The Burnt Toast B&B, by Heidi Belleau and Rachel Haimowitz
Series: Bluewater Bay (Standalone)
Publisher: Riptide Publishing
Rating: 4 out of 5
This book was on sale for only 99c when I was finishing up the latest in the Bluewater Bay series (Rain Shadow, by L.A. Witt), so I snatched it up. I’m not super familiar with either author, but I couldn’t resist this summary!
After breaking his arm on set, Wolf’s Landing stuntman Ginsberg Sloan finds himself temporarily out of work. Luckily, Bluewater Bay’s worst B&B has cheap long-term rates, and Ginsberg’s not too proud to take advantage of them.
Derrick Richards, a grizzled laid-off logger, inherited the B&B after his parents’ untimely deaths. Making beds and cooking sunny-side-up eggs is hardly Derrick’s idea of a man’s way to make a living, but just as he’s decided to shut the place down, Ginsberg shows up on his doorstep, pitiful and soaking wet, and Derrick can hardly send him packing.
Not outright, at least.
The plan? Carry on the B&B’s tradition of terrible customer service and even worse food until the pampered city boy leaves voluntarily. What Derrick doesn’t count on, though, is that the lousier he gets at hosting, the more he convinces bored, busybody Ginsberg to try to get the B&B back on track. And he definitely doesn’t count on the growing attraction between them, or how much more he learns from Ginsberg than how to put out kitchen fires.
The plot is fantastic. The pacing is spot-on, there are great emotional ups and downs, and Heidi and Rachel write some really fantastic narrative.
Derrick though… he’s “a prick of the highest order”, as even he admits. I mean, he’s just not a nice person. He’s selfish, and has some very outdated views of gender roles and the way the world works. But normally characters who are dicks have a reason for being dicks. Derrick… doesn’t.
Derrick is effemiphobic. EXTREMELY effemiphobic. He is, frankly, so terrified of anything “girly” that he is on the verge of losing the B&B that his late parents opened because the idea of cooking and cleaning is abhorrent to him.
That in itself isn’t the problem; I think a character like this who struggles to change their ways is complex and worthy of redemption. But Derrick has no reason to be the way he is. He references his dad a few times, but then admits that even his dad helped out in the kitchen sometimes. So why is Derrick such a D
And shit, shouldn’t a guy like Ginsberg be a little more careful about doing girly stuff like this if he wanted to be accepted as a man? (Kindle Loc. 39/197)
Ginsberg, however, is a fantastic character. He’s a trans man who is totally badass, working as a stunt double on the local film set. He may be small, but he’s happy to be thrown through windows and hit by cars all day long. And he’s a hell of a lot more “man” than Derrick is! I love how he prods and pushes Derrick into getting the B&B back into shape, making it popular again.

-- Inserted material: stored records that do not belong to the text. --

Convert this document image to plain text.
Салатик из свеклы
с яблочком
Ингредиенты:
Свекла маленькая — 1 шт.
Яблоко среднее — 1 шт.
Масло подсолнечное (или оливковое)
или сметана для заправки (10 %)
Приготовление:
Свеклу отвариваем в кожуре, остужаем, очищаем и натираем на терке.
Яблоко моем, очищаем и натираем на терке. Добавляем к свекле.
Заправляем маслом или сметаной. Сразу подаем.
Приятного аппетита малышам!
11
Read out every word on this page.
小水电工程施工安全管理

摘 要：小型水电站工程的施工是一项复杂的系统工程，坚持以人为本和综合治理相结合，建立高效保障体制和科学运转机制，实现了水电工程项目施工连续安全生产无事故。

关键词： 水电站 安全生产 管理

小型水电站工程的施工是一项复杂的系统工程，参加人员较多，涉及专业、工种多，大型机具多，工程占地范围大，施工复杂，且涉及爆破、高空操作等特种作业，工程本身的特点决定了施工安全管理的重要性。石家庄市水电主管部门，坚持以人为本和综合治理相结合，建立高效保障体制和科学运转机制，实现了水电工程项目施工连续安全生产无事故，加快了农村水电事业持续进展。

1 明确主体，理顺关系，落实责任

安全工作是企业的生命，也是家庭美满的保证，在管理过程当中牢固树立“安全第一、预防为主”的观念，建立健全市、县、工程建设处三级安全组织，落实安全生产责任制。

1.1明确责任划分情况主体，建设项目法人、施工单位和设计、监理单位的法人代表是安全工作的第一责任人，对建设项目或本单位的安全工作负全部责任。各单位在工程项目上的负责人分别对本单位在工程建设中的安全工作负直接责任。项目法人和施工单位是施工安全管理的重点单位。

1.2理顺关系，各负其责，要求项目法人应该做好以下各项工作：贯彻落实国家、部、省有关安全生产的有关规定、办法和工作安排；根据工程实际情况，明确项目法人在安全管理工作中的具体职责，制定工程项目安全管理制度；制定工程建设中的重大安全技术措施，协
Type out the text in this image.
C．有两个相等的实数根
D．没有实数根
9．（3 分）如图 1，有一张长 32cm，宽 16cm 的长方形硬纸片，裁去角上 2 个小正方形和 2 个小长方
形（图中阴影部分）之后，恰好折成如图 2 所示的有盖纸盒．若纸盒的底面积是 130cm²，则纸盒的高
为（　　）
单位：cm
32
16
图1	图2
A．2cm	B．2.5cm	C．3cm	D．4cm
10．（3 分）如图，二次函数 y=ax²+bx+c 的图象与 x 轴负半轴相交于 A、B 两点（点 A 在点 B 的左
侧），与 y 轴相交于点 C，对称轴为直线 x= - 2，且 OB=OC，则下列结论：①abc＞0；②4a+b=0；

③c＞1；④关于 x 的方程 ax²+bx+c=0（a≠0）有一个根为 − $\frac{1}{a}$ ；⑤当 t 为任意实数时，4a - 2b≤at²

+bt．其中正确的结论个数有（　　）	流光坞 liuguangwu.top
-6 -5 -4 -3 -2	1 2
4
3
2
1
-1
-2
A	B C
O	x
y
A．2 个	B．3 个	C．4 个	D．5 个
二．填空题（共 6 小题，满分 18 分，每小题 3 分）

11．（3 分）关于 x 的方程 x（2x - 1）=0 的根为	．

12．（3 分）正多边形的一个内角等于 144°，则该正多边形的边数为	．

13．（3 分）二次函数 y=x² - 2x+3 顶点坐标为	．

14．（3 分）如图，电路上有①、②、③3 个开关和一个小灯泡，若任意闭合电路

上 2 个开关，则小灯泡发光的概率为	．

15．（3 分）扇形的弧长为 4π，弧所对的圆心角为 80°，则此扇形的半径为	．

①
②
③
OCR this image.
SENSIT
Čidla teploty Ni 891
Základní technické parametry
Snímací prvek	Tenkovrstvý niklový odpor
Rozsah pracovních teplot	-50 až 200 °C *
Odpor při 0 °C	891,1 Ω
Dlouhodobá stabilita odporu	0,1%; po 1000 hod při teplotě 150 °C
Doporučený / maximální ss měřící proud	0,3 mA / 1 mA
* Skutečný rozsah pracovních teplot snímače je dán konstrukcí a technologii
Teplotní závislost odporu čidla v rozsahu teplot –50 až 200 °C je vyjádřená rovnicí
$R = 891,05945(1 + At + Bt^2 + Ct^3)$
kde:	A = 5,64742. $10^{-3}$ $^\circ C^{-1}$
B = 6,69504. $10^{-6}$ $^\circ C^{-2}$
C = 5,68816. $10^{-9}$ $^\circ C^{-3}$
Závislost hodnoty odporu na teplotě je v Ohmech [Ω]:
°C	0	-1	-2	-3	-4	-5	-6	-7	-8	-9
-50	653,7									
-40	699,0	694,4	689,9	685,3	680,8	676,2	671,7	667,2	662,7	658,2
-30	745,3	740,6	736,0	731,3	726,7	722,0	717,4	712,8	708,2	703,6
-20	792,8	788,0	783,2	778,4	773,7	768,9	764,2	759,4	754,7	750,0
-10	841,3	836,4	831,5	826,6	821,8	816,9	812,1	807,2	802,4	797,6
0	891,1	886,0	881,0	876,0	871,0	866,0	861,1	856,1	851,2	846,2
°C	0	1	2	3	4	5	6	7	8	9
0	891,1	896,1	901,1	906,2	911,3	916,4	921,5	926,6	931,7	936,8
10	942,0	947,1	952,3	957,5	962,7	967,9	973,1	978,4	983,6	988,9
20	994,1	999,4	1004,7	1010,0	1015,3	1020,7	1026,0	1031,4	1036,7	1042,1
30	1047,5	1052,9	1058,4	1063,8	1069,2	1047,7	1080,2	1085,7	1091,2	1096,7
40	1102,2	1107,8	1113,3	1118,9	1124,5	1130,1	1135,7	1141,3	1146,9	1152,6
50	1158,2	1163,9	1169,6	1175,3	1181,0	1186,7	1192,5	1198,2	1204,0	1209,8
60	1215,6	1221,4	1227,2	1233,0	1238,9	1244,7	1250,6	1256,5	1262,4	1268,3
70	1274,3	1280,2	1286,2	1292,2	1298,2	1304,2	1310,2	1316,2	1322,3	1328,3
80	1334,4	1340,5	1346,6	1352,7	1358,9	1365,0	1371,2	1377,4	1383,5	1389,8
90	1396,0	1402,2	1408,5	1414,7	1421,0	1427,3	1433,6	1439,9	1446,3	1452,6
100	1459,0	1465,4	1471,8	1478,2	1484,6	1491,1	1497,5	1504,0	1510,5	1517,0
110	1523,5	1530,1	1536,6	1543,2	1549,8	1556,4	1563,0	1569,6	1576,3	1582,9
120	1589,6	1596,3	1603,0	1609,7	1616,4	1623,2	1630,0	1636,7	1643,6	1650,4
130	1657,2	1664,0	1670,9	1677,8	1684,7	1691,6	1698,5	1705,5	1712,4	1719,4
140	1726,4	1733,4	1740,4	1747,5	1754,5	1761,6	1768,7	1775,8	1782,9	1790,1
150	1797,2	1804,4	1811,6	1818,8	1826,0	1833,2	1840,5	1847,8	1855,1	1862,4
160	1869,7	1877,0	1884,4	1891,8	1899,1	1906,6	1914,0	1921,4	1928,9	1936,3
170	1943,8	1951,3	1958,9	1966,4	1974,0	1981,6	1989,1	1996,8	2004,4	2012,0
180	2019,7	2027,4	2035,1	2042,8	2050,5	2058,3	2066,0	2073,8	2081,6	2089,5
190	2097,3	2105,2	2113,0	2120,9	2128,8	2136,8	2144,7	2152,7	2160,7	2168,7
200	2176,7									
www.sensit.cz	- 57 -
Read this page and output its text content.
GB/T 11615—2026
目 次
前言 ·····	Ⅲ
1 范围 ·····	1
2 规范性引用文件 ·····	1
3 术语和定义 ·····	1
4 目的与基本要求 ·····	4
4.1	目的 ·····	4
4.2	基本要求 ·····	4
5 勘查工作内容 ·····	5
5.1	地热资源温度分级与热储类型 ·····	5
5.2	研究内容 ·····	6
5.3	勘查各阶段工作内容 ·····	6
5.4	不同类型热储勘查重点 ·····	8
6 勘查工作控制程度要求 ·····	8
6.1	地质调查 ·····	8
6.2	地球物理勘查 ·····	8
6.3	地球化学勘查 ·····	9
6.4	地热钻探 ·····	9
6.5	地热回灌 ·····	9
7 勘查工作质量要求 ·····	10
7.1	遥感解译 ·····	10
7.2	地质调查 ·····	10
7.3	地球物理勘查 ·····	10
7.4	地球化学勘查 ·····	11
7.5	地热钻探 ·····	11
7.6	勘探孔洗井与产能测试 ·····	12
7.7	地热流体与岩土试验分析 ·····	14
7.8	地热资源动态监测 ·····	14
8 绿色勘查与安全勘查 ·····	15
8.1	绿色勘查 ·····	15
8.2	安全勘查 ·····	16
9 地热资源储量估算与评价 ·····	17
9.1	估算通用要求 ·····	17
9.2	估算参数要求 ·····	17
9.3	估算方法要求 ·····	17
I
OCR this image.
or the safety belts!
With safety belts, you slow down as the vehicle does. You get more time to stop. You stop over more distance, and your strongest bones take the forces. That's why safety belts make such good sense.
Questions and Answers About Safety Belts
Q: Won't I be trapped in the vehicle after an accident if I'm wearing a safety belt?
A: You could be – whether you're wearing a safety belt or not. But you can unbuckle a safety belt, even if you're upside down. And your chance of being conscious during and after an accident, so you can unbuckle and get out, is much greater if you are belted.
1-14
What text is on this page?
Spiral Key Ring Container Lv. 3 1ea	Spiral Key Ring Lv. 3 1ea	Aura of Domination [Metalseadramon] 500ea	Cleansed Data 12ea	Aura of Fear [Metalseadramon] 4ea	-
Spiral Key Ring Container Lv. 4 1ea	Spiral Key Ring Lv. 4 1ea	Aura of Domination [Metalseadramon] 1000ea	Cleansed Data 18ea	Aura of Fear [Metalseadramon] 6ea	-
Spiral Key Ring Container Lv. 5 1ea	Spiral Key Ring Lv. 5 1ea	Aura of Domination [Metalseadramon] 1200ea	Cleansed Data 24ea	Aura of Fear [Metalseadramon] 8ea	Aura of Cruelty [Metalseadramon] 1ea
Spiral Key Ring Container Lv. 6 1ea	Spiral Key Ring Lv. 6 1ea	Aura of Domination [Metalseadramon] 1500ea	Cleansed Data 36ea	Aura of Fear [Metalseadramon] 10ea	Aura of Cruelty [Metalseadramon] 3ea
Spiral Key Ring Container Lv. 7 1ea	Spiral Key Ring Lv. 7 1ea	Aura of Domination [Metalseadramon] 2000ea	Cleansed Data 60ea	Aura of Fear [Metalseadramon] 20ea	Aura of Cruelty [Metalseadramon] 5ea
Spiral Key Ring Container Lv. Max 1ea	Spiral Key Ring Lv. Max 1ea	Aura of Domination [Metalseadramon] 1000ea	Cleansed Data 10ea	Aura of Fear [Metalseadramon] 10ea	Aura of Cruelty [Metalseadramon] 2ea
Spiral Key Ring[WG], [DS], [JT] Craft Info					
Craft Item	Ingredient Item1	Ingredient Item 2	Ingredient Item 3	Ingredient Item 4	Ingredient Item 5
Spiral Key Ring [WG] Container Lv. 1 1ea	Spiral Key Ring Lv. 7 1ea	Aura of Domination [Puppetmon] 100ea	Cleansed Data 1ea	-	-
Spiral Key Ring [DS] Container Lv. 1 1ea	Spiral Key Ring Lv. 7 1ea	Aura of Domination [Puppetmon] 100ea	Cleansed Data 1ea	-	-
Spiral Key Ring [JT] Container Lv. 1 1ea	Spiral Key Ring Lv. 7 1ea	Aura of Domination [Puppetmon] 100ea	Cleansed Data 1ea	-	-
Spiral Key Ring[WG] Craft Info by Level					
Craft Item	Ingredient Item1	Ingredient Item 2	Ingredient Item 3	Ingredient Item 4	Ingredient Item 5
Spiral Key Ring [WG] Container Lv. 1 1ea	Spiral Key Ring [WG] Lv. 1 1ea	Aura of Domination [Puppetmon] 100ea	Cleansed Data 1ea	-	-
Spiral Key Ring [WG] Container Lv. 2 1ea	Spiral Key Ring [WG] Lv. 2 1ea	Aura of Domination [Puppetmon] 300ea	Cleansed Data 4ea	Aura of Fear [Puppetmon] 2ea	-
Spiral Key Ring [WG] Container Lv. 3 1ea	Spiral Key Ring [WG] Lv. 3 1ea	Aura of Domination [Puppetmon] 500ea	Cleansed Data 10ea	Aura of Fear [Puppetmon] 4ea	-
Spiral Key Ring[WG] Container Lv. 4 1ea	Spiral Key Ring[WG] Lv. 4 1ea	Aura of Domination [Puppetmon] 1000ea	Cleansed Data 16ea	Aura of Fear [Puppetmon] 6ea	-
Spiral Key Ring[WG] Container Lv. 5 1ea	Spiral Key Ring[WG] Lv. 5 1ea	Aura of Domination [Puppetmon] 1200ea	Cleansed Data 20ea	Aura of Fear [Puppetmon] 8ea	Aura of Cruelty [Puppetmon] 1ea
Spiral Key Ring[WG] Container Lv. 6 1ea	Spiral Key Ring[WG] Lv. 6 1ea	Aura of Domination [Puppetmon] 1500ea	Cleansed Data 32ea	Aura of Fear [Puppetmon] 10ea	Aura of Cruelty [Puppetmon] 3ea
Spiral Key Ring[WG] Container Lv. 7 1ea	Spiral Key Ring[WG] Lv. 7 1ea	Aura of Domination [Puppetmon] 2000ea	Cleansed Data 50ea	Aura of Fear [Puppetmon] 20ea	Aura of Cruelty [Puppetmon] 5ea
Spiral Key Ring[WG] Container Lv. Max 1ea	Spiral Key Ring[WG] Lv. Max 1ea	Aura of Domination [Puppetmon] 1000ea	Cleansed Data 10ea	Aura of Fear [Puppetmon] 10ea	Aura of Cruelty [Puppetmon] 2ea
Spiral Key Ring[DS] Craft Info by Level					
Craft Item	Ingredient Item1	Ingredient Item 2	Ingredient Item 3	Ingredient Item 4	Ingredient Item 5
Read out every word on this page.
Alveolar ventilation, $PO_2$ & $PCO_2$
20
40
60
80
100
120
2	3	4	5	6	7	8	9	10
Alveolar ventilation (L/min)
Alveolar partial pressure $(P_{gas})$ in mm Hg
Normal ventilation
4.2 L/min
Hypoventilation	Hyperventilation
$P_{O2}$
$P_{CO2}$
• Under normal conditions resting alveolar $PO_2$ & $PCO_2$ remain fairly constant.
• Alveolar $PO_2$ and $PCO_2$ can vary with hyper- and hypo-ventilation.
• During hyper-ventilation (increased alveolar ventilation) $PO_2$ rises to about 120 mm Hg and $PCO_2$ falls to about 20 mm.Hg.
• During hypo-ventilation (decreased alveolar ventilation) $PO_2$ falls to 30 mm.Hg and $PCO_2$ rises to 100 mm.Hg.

“I’m not here to try to impress your outdated understanding of masculinity.” (Kindle Loc. 78/197)
The relationship between the two men is actually really lovely. Ginsberg makes Derrick a better person… until the threat of Ginsberg leaving Derrick for work threatens our favorite asshole to do what he does best: act like a prick. But Derrick treats Ginsberg really well, and his being trans is never an issue.
Derrick winced. “I don’t actually like country music. I just play it to annoy you.”
“You piece of shit!” (Kindle Loc. 58/197)
In the end, I really wish Derrick’s motivation for acting the way he does had been more obvious. If there had been backstory about how his father had forced him to be more “manly” and pushed him into a very rigid, stereotypical gender role, then I could understand the character better. But Derrick was just a Dick.
Huge shout-out to Heidi and Rachel, though, for writing a gorgeous trans character! A+ to the authors for that!